L’annulation du voyage de fin d’année d’élèves de 5e secondaire de Farnham, à cause de l’éruption du volcan Fuego au Guatemala, provoque la colère de plusieurs parents.

Voyage scolaire annulé: des parents mécontents

L’annulation du voyage de fin d’année d’élèves de 5e secondaire de Farnham, à cause de l’éruption du volcan Fuego au Guatemala, provoque la colère de plusieurs parents.

Ceux-ci reprochent à la commission scolaire du Val-des-Cerfs d’avoir annulé le voyage sans les consulter et, surtout, de ne pas avoir envisagé d’alternative telle que modifier l’itinéraire prévu.

« Les jeunes ramassaient leur argent depuis le secondaire 1 », indique l’un des parents, qui souhaite garder l’anonymat. Chaque élève du Programme d’éducation internationale (PEI) de Jean-Jacques-Bertrand devait amasser 2600 $, notamment grâce à des collectes de fonds, pour financer ce voyage humanitaire et culturel.

En tout, ce sont 125 000 $ qui s’envolent en fumée, sauf pour les parents qui se sont procuré une assurance « tous risques ».

Quarante-sept élèves finissants du PEI et quatre enseignants accompagnateurs devaient partir pour le Guatemala le 14 juin. « Tu vas presque au PEI pour le voyage de fin d’année, ajoute le parent. Ils sont hyper déçus, mais ils ont été résilients. Or, selon nous, l’itinéraire aurait pu être changé [pour éviter la zone à risque]. Ils auraient pu aller au nord. »

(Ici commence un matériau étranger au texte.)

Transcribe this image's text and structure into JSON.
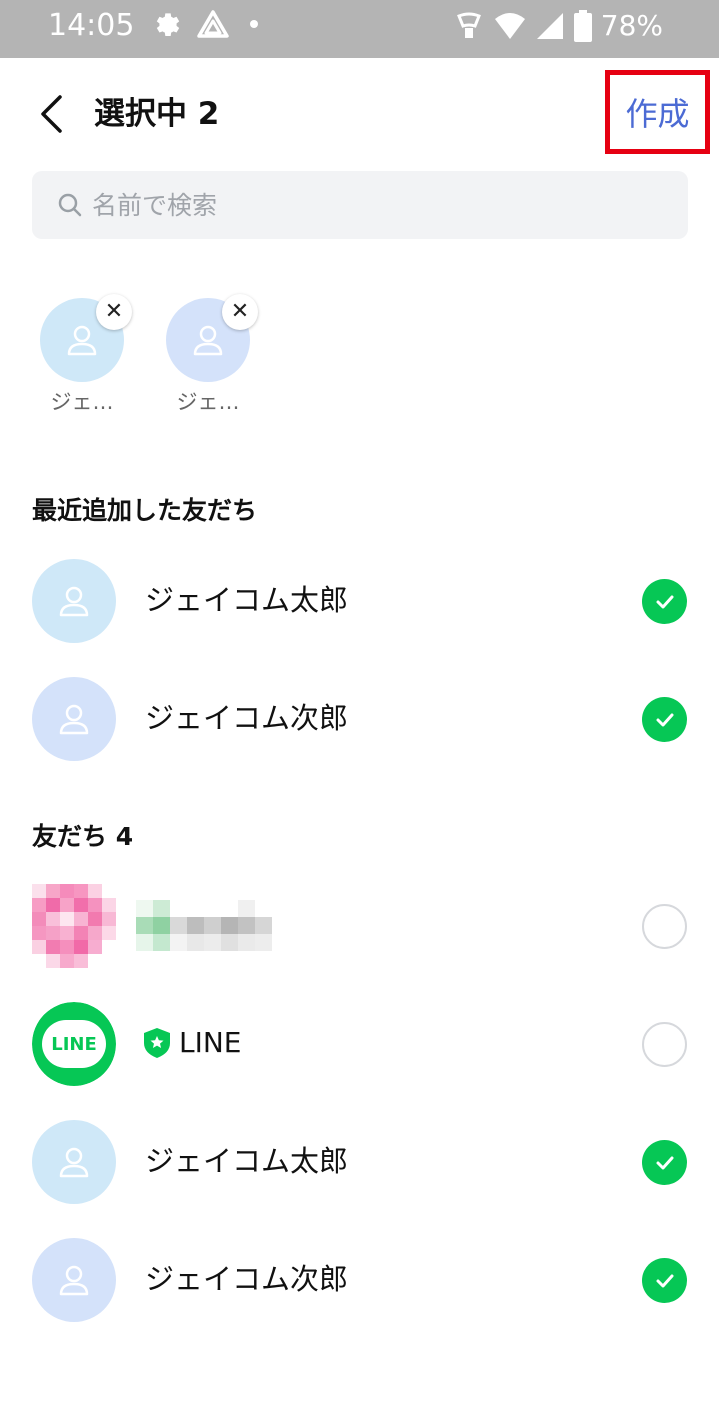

Le directeur général de Val-des-Cerfs, Éric Racine, réfute cette affirmation. « L’itinéraire aurait pu être changé si l’éruption avait eu lieu un mois d’avance ou plus, dit-il. Mais l’éruption a eu lieu le 3 juin. Tous les grossistes en voyage ont ce genre de clause. » Questionné à ce sujet, le grossiste Canandes a refusé de répondre à La Voix de l’Est, et l’agence de voyages Aqua Terra ne nous a pas rappelés.

« Notre décision a été difficile à prendre, soutient le DG. Je comprends que ça fait des déçus, mais on était pris entre l’arbre et l’écorce et la sécurité des élèves est notre priorité numéro un. »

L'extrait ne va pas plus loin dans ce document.